Now if you want to share content with other nodes, your ipfs node needs to be peered with other ipfs nodes to form an ipfs network. To do that, find out your ipfs node addresses on the mesh network:
/ # ipfs id
{
"ID": "QmXLWSa1AbLJfivfT9dQJdvs6AsdMkjZjjBMv5SVtimVBq",
"PublicKey": "CAASpgIwggEiMA0GCSqGSIb3DQEBAQUAA4IBDwAwggEKAoIBAQC6iZpl77PGvs2IImHtwmUxlJBKsDWcTFiNP1JfOep8l3MjnBkdhr/IPjjCv0xREodA11GHrL4xsq4SyPI0waR2V9/GVb8TQZQ9GkcujciSogAyJ23FcZrf06fo2pk2RvtSdJM0ox7ejLNBp2zTU3A1bgvLMipue0TKBwoZqfsyzXtA9se+9j+rXorDNGxHsQh+++XlQd082MBjXKtVH1qNoDZLrPzXIFLdB0jgBv1zkaUDvh+kFYnHORCKnkuBVhryo84zKzxBlA8WVSeILb4j71tvo2FBxIBEb0tr1cjE7DdrA/92lnwMgC4yfyXJMBwqTcXwPPybHMXwfViP27cvAgMBAAE=",
"Addresses": [
"/ip4/127.0.0.1/tcp/4001/ipfs/QmXLWSa1AbLJfivfT9dQJdvs6AsdMkjZjjBMv5SVtimVBq",
"/ip4/10.0.0.1/tcp/4001/ipfs/QmXLWSa1AbLJfivfT9dQJdvs6AsdMkjZjjBMv5SVtimVBq",
"/ip4/169.254.247.160/tcp/4001/ipfs/QmXLWSa1AbLJfivfT9dQJdvs6AsdMkjZjjBMv5SVtimVBq",
"/ip4/10.0.1.3/tcp/4001/ipfs/QmXLWSa1AbLJfivfT9dQJdvs6AsdMkjZjjBMv5SVtimVBq",
"/ip4/172.17.0.1/tcp/4001/ipfs/QmXLWSa1AbLJfivfT9dQJdvs6AsdMkjZjjBMv5SVtimVBq",
"/ip6/::1/tcp/4001/ipfs/QmXLWSa1AbLJfivfT9dQJdvs6AsdMkjZjjBMv5SVtimVBq",
"/ip6/fd00:338a:9ae7:1947:8a2b:7ea3:5c2d:f737/tcp/4001/ipfs/QmXLWSa1AbLJfivfT9dQJdvs6AsdMkjZjjBMv5SVtimVBq",
"/ip6/fcb0:3f14:ebc8:1f7b:a1ce:bd44:a410:5049/tcp/4001/ipfs/QmXLWSa1AbLJfivfT9dQJdvs6AsdMkjZjjBMv5SVtimVBq"
],
"AgentVersion": "go-ipfs/0.4.13/cc01b7f18",
"ProtocolVersion": "ipfs/0.1.0"
}
Note the cjdns /ip6/fc00::/8 and yggdrasil /ip6/fd00::/8 addresses and share them with another node (e.g. college) so it can add you as a bootstrap peer from its docker user session:
/ # ipfs bootstrap add /ip6/fcb0:3f14:ebc8:1f7b:a1ce:bd44:a410:5049/tcp/4001/ipfs/QmXLWSa1AbLJfivfT9dQJdvs6AsdMkjZjjBMv5SVtimVBq
Notice that the ipfs node address is in the format /ip6/<mesh-node-ip-address>/tcp/4001/ipfs/<ipfs-node-id>. Now an ipfs network is formed between bloor and college. Try publishing content on one node and fetching it from another.
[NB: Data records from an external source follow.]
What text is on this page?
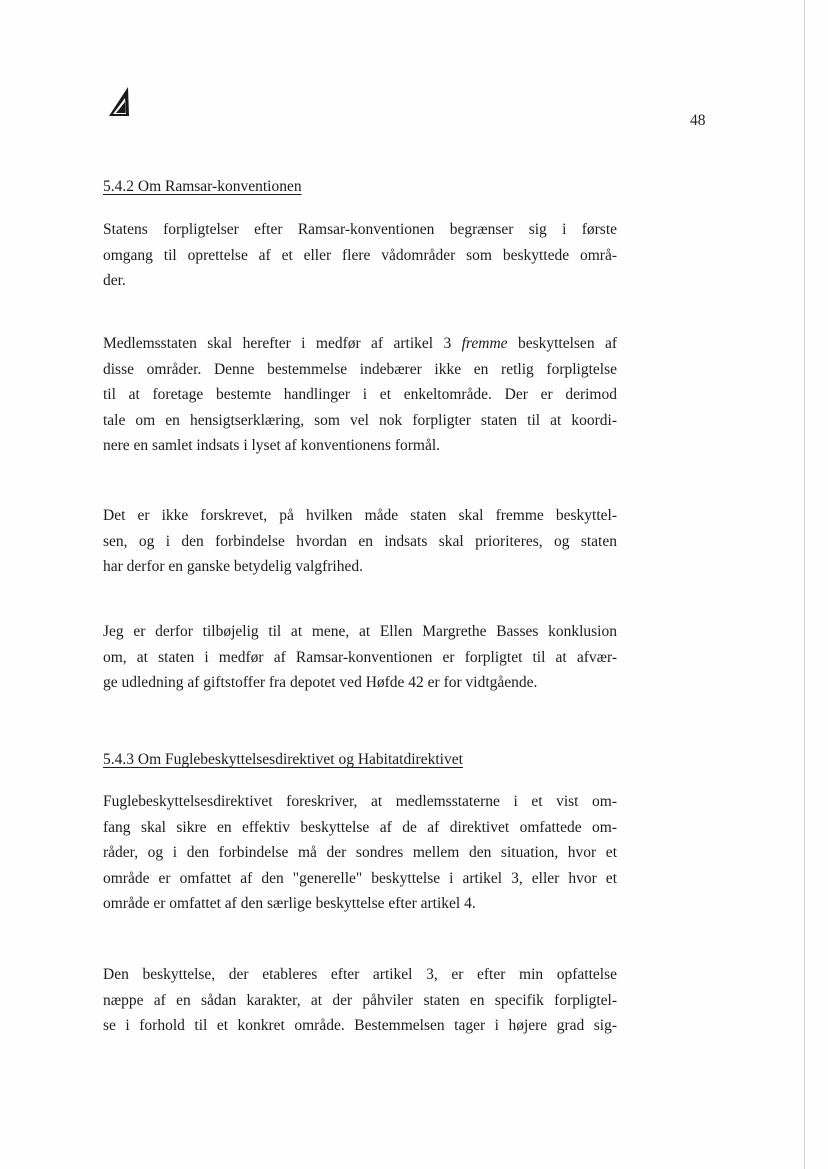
48
5.4.2 Om Ramsar-konventionen

Statens forpligtelser efter Ramsar-konventionen begrænser sig i første
omgang til oprettelse af et eller flere vådområder som beskyttede områ-
der.

Medlemsstaten skal herefter i medfør af artikel 3 fremme beskyttelsen af
disse områder. Denne bestemmelse indebærer ikke en retlig forpligtelse
til at foretage bestemte handlinger i et enkeltområde. Der er derimod
tale om en hensigtserklæring, som vel nok forpligter staten til at koordi-
nere en samlet indsats i lyset af konventionens formål.

Det er ikke forskrevet, på hvilken måde staten skal fremme beskyttel-
sen, og i den forbindelse hvordan en indsats skal prioriteres, og staten
har derfor en ganske betydelig valgfrihed.

Jeg er derfor tilbøjelig til at mene, at Ellen Margrethe Basses konklusion
om, at staten i medfør af Ramsar-konventionen er forpligtet til at afvær-
ge udledning af giftstoffer fra depotet ved Høfde 42 er for vidtgående.

5.4.3 Om Fuglebeskyttelsesdirektivet og Habitatdirektivet

Fuglebeskyttelsesdirektivet foreskriver, at medlemsstaterne i et vist om-
fang skal sikre en effektiv beskyttelse af de af direktivet omfattede om-
råder, og i den forbindelse må der sondres mellem den situation, hvor et
område er omfattet af den "generelle" beskyttelse i artikel 3, eller hvor et
område er omfattet af den særlige beskyttelse efter artikel 4.

Den beskyttelse, der etableres efter artikel 3, er efter min opfattelse
næppe af en sådan karakter, at der påhviler staten en specifik forpligtel-
se i forhold til et konkret område. Bestemmelsen tager i højere grad sig-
To recap in this example, we started an ipfs daemon and ipfs-to-http gateway in a docker container, then peered two nodes to create an ipfs content-addressing network. Each mesh node is now also an ipfs node that publishes and fetches content within our local mesh network. Through the http gateway, devices connected to the Raspberry Pi's Access Point can use a browser to fetch content published by any node that has at least one peer in this ipfs network.